Originally published in the Tennessee Bar Association - December 1, 2012.
Taking Another Look at Fye v. Kennedy -
Damages in tort law are designed to compensate for injury and, in the words of one court, “only for that.”[1] On the other hand, few bastions of the Tennessee personal injury bar are more vigorously defended (and heartily embraced) than the “Collateral Source Rule.” No one marches under the rule’s banner more proudly than a personal injury lawyer who has successfully excluded evidence concerning the amount of actual “paid” medical expenses when compared to the amount of the “billed” medical expenses in a personal injury case.
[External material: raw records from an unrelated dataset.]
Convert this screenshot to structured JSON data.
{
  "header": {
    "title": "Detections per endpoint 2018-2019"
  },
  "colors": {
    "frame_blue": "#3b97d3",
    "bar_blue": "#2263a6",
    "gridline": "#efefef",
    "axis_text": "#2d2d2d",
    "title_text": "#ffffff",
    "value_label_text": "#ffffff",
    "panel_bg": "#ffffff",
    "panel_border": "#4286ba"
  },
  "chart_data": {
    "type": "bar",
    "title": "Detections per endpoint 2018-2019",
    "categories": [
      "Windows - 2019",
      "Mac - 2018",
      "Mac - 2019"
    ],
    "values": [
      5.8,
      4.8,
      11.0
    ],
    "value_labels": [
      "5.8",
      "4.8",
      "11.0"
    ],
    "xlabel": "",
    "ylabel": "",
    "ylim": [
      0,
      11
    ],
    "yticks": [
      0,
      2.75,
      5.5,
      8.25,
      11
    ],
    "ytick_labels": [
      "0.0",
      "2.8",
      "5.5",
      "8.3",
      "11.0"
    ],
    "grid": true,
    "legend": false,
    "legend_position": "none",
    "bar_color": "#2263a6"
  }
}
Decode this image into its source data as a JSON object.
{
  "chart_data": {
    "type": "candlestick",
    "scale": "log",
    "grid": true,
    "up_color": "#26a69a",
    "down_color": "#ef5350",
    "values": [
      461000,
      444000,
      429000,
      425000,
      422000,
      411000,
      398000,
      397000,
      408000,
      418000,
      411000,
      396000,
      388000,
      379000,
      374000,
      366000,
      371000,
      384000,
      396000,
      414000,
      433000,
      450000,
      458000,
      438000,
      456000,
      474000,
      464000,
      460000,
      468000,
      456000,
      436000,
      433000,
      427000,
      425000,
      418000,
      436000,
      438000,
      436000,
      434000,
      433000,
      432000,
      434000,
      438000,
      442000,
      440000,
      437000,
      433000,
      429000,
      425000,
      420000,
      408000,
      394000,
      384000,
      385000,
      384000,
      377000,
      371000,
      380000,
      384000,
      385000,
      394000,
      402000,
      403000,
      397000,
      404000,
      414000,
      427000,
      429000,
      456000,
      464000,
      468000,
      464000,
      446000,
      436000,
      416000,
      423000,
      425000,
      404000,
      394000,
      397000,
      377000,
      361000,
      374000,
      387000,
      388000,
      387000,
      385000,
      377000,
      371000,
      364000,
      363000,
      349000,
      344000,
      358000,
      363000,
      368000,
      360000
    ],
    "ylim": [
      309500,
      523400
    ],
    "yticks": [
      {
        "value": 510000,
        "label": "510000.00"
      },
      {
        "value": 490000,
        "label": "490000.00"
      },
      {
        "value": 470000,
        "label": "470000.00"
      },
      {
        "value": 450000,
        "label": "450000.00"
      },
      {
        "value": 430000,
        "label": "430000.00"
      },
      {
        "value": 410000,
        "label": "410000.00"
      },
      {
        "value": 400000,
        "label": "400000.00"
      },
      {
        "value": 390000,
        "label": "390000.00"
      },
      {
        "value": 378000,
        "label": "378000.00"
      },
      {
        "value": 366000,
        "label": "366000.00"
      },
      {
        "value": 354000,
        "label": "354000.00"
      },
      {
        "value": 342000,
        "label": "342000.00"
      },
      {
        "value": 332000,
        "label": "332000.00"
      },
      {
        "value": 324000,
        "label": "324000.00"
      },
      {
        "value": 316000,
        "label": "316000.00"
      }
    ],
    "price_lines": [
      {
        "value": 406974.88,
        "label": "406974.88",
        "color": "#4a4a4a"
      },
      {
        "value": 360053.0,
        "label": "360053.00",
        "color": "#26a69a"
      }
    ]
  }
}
Conversely, no one squeals louder than a defense practitioner buffaloed into paying a substantial personal injury settlement based upon phantom “billed” medical expenses that all parties acknowledge will never be paid.
The expansion of government-mandated health care (and the attendant growing dictation of what medical expenses can, and cannot, be recovered by a health care provider), as well as the heavy influence of government reimbursement rates on private health care insurers,[2] suggest that it is time for Tennessee courts and the Tennessee General Assembly to revisit the operation of the Collateral Source Rule in Tennessee. Specifically, the Collateral Source Rule should be re-examined to the extent that it allows submission to (and recovery of) phantom medical expenses from a jury, but prevents the same jury from considering the amount of medical expenses actually “paid.” In today’s rapidly changing and complex health care environment, both figures are relevant to a jury in determining whether medical expenses are “reasonable” and “necessary.”